Turkish pharmacists association chairman Erdoğan Çolak has stated that data show 503 types of drugs are being distributed only on a limited basis to the Turkish market due to an ongoing currency crisis, making it difficult for patients to obtain their medications, the Birgün daily reported on Friday.
Limited distribution causes a gap in supply and demand, but sector representatives claim that the real crisis is expected to begin in two weeks’ time, when warehouses run out of certain types of drugs and are unable restock due to the Turkish lira’s dramatic decrease against the euro.
As of Friday, 1 euro equaled TL 7.44.
Drug companies have not made any open demand to the government for an increase in the drug currency rate.
There are allegations that the government is pressuring drug companies and has avoided an explicit demand by promising them the fixed drug currency rate will soon be increased.
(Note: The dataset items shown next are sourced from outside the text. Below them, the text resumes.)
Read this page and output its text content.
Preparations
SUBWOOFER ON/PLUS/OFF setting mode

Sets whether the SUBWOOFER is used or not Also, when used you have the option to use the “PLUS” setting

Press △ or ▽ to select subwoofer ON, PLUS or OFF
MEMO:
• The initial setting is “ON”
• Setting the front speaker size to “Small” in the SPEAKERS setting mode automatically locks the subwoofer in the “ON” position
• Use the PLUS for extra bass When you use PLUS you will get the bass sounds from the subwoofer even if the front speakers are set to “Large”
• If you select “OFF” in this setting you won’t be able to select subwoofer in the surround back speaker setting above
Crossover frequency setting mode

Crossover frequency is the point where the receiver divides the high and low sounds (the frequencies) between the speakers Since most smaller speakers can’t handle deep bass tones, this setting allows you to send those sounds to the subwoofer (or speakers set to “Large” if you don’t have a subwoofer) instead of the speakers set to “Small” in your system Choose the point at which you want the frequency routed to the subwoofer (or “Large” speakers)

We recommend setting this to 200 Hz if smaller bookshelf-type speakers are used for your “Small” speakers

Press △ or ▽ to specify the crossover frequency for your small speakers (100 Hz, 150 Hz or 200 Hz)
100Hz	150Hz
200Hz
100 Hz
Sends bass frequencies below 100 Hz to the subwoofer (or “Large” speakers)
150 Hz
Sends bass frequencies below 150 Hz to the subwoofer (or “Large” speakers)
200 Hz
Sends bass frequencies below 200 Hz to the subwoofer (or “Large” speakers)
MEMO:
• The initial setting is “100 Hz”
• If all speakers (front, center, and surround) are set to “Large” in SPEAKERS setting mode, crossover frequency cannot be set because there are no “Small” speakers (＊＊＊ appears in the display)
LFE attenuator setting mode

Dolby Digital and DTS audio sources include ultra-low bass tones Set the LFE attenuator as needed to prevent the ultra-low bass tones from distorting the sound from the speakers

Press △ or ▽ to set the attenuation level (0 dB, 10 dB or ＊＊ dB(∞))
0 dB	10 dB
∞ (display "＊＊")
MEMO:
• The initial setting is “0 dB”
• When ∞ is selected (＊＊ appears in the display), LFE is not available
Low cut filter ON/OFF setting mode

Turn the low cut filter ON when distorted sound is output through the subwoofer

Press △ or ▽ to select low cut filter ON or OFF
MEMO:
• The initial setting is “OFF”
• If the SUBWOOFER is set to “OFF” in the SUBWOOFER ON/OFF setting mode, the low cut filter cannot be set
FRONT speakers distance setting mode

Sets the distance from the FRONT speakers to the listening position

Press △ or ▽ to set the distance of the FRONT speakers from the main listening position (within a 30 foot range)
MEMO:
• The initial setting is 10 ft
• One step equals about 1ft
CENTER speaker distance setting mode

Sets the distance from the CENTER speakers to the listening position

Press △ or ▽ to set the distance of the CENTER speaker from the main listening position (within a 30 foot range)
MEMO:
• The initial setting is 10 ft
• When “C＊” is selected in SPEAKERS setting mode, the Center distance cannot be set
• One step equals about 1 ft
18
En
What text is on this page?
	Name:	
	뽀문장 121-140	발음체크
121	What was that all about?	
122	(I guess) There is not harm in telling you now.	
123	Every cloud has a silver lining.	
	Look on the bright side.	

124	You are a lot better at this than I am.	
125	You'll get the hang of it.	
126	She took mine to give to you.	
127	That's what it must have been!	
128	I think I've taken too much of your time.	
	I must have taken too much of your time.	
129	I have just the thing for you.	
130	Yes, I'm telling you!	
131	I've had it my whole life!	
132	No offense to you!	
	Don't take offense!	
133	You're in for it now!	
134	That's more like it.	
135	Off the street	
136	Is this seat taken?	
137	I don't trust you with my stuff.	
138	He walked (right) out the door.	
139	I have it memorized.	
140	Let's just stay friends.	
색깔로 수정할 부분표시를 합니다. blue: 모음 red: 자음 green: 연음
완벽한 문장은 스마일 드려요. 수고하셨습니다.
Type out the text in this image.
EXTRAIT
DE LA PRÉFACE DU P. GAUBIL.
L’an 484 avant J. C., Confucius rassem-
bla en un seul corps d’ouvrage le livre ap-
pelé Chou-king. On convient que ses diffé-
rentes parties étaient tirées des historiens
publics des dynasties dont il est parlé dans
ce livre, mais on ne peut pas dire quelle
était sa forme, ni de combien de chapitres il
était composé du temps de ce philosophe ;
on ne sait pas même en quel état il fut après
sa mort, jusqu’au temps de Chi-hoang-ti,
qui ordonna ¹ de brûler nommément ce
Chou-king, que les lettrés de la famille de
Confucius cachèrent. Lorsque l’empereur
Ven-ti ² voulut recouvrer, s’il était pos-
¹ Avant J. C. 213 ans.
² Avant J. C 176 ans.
The Turkish government set the lira’s value for drugs at 2.69 against the euro in February, which prevents drug companies from selling medications at a higher rate to pharmacies regardless of changes in the rate of exchange. The regulation was intended to avoid constant fluctuation in drug prices and make them available to the public.
The regulation also fixes the profit of drug suppliers and pharmacies.
However, the regulation has not been updated since February. As the lira continues to lose value against the euro, the gap between the amount drug companies pay to European suppliers and the amount they receive from Turkish pharmacies is widening.